Scalable Generation of Pseudo-Unipolar Nociceptors from Human Pluripotent Stem Cells

Development of new non-addictive pain drugs requires advanced strategies to differentiate human pluripotent stem cells (hPSCs) into relevant cell types amenable for translational research. Here, we developed a highly efficient and reproducible method that differentiates hPSCs into peptidergic and non-peptidergic nociceptors. By modulating specific cell signaling pathways, hPSCs were first converted into SOX10+ neural crest cells followed by differentiation into sensory neurons with in vivo-like pseudo-unipolar morphology.
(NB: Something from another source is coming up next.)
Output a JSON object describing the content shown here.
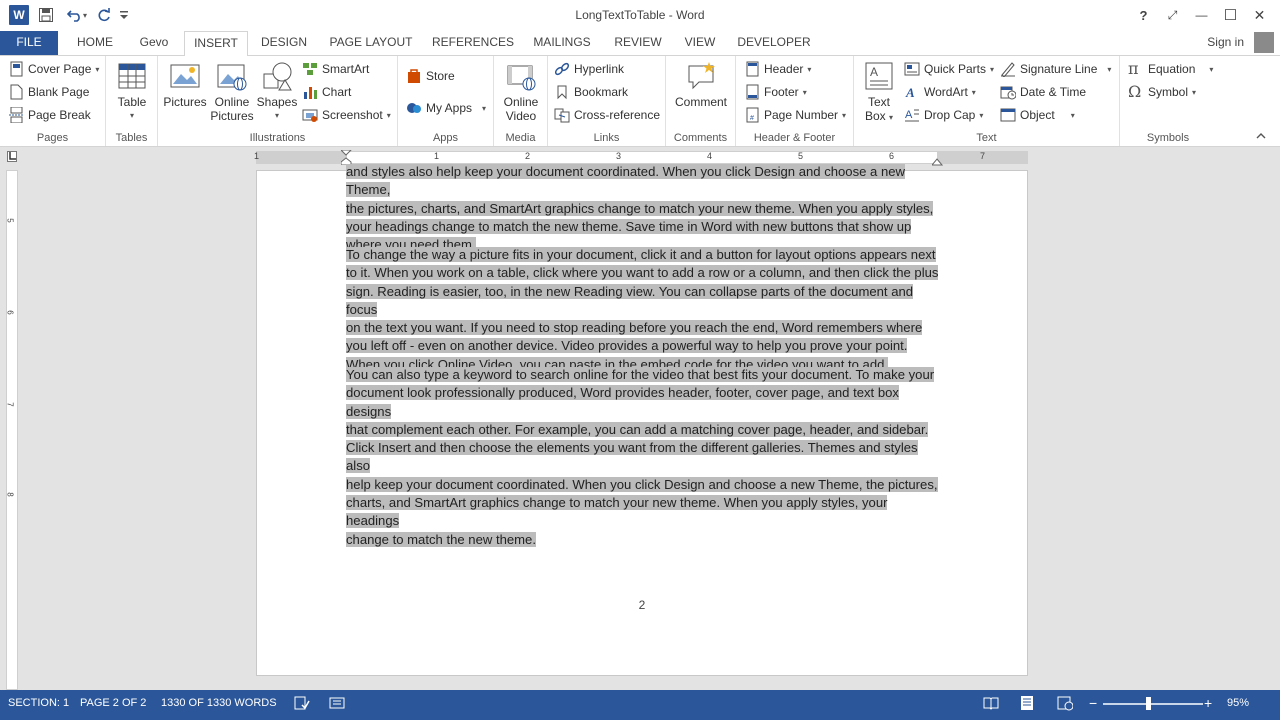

Detailed molecular and cellular characterizations confirmed that hPSC-derived nociceptors displayed molecular signatures that were comparable to dorsal root ganglia (DRGs) and expressed typical neuronal markers, transcription factors, neuropeptides, and over 150 ion channels and receptors, including critical pain-relevant drug targets (e.g. TRPV1, TAC1, CALCA, NAV1.7, NAV1.8). Moreover, after confirming robust functional activities and differential response to noxious stimuli and specific drugs, a robotic cell culture system was employed for large scale-up production of human sensory neurons, urgently needed to develop nociceptor-selective analgesics.